The U.S. Armed Forces continue to be the world’s most paramount military institution, second to none in terms of the professionalism of its servicemembers and the sophistication of its technology. By virtue of its awesome might and innovation, the American people can rest assured that their military is able and ready to defend them in the event of a conflict or crisis. No serious person would suggest otherwise.

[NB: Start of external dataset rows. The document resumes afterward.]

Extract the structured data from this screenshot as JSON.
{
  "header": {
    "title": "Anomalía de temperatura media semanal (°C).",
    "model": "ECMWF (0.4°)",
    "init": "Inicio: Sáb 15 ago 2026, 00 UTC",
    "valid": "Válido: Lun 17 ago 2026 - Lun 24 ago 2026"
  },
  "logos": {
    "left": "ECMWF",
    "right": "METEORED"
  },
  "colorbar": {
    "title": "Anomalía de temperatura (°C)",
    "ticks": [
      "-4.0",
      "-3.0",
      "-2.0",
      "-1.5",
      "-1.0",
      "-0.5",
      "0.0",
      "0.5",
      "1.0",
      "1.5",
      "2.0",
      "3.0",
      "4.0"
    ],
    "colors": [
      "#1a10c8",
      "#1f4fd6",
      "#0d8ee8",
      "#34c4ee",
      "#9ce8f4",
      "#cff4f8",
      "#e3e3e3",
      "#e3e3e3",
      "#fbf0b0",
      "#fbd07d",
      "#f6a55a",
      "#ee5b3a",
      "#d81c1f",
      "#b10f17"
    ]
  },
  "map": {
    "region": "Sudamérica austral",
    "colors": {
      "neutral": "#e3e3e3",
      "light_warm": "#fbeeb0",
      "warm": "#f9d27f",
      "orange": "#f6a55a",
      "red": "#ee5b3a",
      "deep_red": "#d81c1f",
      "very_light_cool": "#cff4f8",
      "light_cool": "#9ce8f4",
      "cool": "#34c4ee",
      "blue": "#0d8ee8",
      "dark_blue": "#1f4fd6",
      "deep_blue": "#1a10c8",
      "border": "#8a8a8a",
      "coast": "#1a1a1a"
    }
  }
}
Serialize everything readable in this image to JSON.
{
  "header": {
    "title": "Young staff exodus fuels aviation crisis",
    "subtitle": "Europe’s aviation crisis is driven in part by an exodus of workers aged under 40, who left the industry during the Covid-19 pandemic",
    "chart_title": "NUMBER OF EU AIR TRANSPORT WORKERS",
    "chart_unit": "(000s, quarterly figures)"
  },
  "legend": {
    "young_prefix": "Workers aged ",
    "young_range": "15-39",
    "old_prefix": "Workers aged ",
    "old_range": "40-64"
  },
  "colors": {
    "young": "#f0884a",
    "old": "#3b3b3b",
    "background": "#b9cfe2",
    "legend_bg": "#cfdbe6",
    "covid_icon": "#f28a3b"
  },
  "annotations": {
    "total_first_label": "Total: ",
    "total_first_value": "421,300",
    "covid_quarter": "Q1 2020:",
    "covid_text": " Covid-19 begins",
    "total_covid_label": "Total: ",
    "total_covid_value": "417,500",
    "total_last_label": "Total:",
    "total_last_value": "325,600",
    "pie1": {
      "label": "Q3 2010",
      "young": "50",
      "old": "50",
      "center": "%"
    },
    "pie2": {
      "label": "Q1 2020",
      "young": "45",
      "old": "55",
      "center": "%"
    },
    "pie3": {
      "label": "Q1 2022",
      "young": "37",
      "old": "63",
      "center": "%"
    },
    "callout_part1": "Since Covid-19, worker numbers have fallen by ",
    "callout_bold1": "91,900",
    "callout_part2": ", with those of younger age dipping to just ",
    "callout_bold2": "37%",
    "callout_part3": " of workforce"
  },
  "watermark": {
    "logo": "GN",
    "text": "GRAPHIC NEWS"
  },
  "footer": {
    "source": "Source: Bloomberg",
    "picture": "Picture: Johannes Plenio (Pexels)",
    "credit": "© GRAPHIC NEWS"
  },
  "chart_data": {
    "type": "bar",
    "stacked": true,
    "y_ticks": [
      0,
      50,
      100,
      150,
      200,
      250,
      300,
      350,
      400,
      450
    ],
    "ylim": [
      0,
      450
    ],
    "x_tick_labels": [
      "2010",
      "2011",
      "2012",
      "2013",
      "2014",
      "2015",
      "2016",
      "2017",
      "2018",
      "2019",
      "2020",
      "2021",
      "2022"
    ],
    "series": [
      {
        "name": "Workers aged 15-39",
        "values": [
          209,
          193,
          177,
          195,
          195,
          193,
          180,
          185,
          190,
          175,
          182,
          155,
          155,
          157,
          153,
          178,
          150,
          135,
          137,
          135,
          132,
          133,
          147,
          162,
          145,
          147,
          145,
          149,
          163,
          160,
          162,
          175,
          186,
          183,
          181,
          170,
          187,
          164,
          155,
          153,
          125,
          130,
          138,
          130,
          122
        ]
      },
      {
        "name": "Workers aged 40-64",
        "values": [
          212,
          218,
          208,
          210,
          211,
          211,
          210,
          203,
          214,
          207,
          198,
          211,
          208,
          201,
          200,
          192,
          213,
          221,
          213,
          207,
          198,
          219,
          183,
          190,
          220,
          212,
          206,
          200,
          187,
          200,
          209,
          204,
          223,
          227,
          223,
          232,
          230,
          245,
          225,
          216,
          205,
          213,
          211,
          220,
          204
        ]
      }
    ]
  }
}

While modernization and equipment maintenance are essential to a strong and durable military, these issues have less to do with a lack of predictable funding and more to do with 17 consecutive years of troop deployments in the Middle East, Africa and South Asia. If the U.S. military is overstretched, it’s due in large part to never-ending counterinsurgency and stability operations on three separate continents, not to mention Washington’s continued partial subsidization of wealthy European allies who have happily allowed the United States to serve as their first line of defense.

Washington policymakers have for far too long refused to establish national security priorities based on core U.S. security and prosperity interests, incorrectly believing that the U.S. military is the magic solution to the world’s multiple political problems.

If combat aircraft are in need of repair and the Navy’s aircraft carriers are stuck in maintenance depots, it’s because the foreign policy establishment decided it was America’s responsibility to provide security for the world instead of the United States — regardless of the cost to the nation’s economic prosperity and however detached the policy may be from core U.S. national security.

Put simply: A fixation on global primacy, not a lack of budgetary resources, is what has spawned the U.S. military’s challenges.

Unless Washington differentiates the truly important missions from the secondary and tertiary, there is no politically realistic amount of money to do everything, to provide security for the world. Policymakers can now longer operate in a world as they would like to be, with unlimited amounts of taxpayer money at their disposal. They have to set priorities and focus more on strengthening the U.S. economy and investing in military power for an era of great power competition. Tangents such as playing peacekeeper between Turks and Kurds, maintaining an indefinite presence in the Syrian desert, and serving as Afghanistan’s perpetual guardian is both a strategic distraction and a fiscal road to nowhere.

America’s debt crisis cannot be ignored forever. Too often, defense officials and the foreign policy establishment play down the significance of the country’s finances, but basic arithmetic still applies the super powers. The deficit increased by 17 percent over the last fiscal year, a number that will only grow if the U.S. government continues to see the nation’s fiscal woes as the cost of doing business. The national debt is $21 trillion with no end in sight. Policymakers dismiss these fiscal realities out of convenience to our nation’s peril.

The defense budget is set to reach $716 billion in fiscal 2019. At no point in America’s 242-year history has the figure been this high. The Pentagon doesn’t need more appropriations of taxpayer money — it needs a foreign policy leadership willing to recognize that nearly two decades of counterinsurgency, regime change campaigns, and meandering wars have degraded the U.S. military and put extreme pressure on the U.S. Treasury.

Last weekend, Mr. Mattis said that reducing defense spending “would be a dangerous disservice to our troops and the American people they serve and protect.” However, the real disservice to our troops is maintaining a status quo of interventionism that hurts, not helps, U.S. national security. In his own unique way, President Donald Trump said it best in a Dec. 3 tweet: “The U.S. spent 716 Billion Dollars this year. Crazy!” One can only hope that his national security advisers and the rest of the defense establishment have the dexterity to catch up to him.

• Daniel DePetris is a fellow at Defense Priorities.